You would have to pass the public benefit test, now that the advancement of religion no longer qualifies automatically for charitable status. And you'd also have to deal with the unofficial presumption that Islamic charities are fronts for terrorists.

There are limited grounds for anxiety. In May 2007, the Government linked eight charities to the London bombings of 7 July 2005 and six more to groups planning attacks. Then there was the news that the Thara Welfare Trust had been hijacked by unauthorised fundraisers collecting for Kashmiri militants. If the Home Office and Treasury report Review of Safeguards to Protect the Charitable Sector from Terrorist Abuse provoked the reasonable complaint that isolated examples aren't proof of widespread abuse, that doesn't mean there is no theoretical risk, as one commentator put it.

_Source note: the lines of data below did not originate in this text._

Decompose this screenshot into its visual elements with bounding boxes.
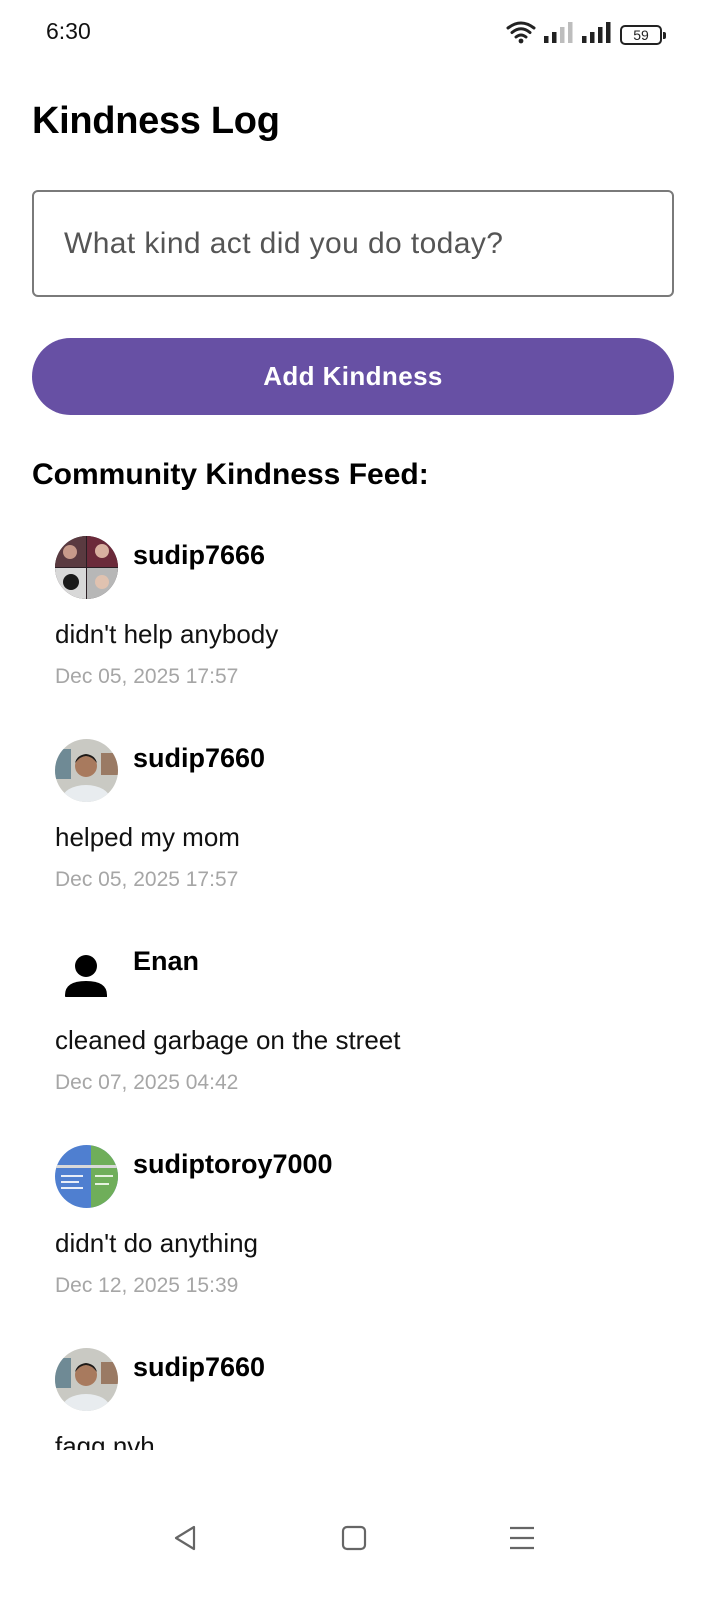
feed-message: didn't do anything xyxy=(55,1228,259,1258)
feed-item: sudiptoroy7000 didn't do anything Dec 12… xyxy=(0,1129,720,1332)
feed-username: sudip7660 xyxy=(133,1352,266,1382)
battery-level: 59 xyxy=(633,26,649,43)
feed-title: Community Kindness Feed: xyxy=(32,458,429,491)
feed-message: cleaned garbage on the street xyxy=(55,1025,401,1055)
feed-item: Enan cleaned garbage on the street Dec 0… xyxy=(0,926,720,1129)
feed-item: sudip7660 fagg nvh xyxy=(0,1332,720,1450)
feed-item: sudip7660 helped my mom Dec 05, 2025 17:… xyxy=(0,723,720,926)
avatar xyxy=(55,1348,118,1411)
back-icon[interactable] xyxy=(155,1508,215,1568)
system-nav-bar xyxy=(0,1490,720,1600)
feed-username: sudiptoroy7000 xyxy=(133,1149,333,1179)
kind-act-field[interactable] xyxy=(32,190,674,297)
feed-username: sudip7660 xyxy=(133,743,266,773)
page-title: Kindness Log xyxy=(32,100,280,142)
wifi-icon xyxy=(506,20,536,49)
avatar xyxy=(55,536,118,599)
feed-username: Enan xyxy=(133,946,200,976)
recents-icon[interactable] xyxy=(492,1508,552,1568)
battery-icon: 59 xyxy=(620,24,666,45)
default-person-icon xyxy=(55,942,118,1005)
signal-sim2-icon xyxy=(582,21,612,48)
feed-message: didn't help anybody xyxy=(55,619,279,649)
status-bar: 6:30 59 xyxy=(0,0,720,64)
home-icon[interactable] xyxy=(324,1508,384,1568)
kindness-feed-list[interactable]: sudip7666 didn't help anybody Dec 05, 20… xyxy=(0,520,720,1450)
feed-message: fagg nvh xyxy=(55,1431,155,1450)
feed-timestamp: Dec 05, 2025 17:57 xyxy=(55,665,239,688)
status-time: 6:30 xyxy=(46,18,91,44)
signal-sim1-icon xyxy=(544,21,574,48)
avatar xyxy=(55,739,118,802)
add-kindness-button[interactable]: Add Kindness xyxy=(32,338,674,415)
feed-item: sudip7666 didn't help anybody Dec 05, 20… xyxy=(0,520,720,723)
feed-timestamp: Dec 07, 2025 04:42 xyxy=(55,1071,239,1094)
feed-timestamp: Dec 05, 2025 17:57 xyxy=(55,868,239,891)
kind-act-input[interactable] xyxy=(34,192,672,295)
feed-username: sudip7666 xyxy=(133,540,266,570)
feed-timestamp: Dec 12, 2025 15:39 xyxy=(55,1274,239,1297)
status-icons: 59 xyxy=(506,20,666,49)
feed-message: helped my mom xyxy=(55,822,240,852)
avatar xyxy=(55,1145,118,1208)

But if the Government's right that "while the scale of terrorist links to the charitable sector is extremely small in comparison to the size of the charitable sector, the risk of exploitation of charities is a significant aspect of the terrorist finance threat", who should deal with that risk?

Should it be the Charity Commission, which, with state coercion and capital, has set up the Faith and Social Cohesion Unit to improve governance in the 343 registered mosques and entice the other 850 into the fold?

Quite apart from there being some ambiguity about its role - will the regulator be cosying up or clamping down? - once again, this puts the commission's independence under the spotlight. As if it weren't enough that defining public benefit has thrust it to the political frontier, and as if it hadn't raised eyebrows by buckling to ministerial pressure to allow charities to be political pressure groups, it's now getting involved in the 'war on terror'.

Last year, a controversial book, Arms for Jihad: Charity and Terrorism in the Islamic World, was pulped because of a technicality. In this hazardous political arena, the commission should proceed cautiously.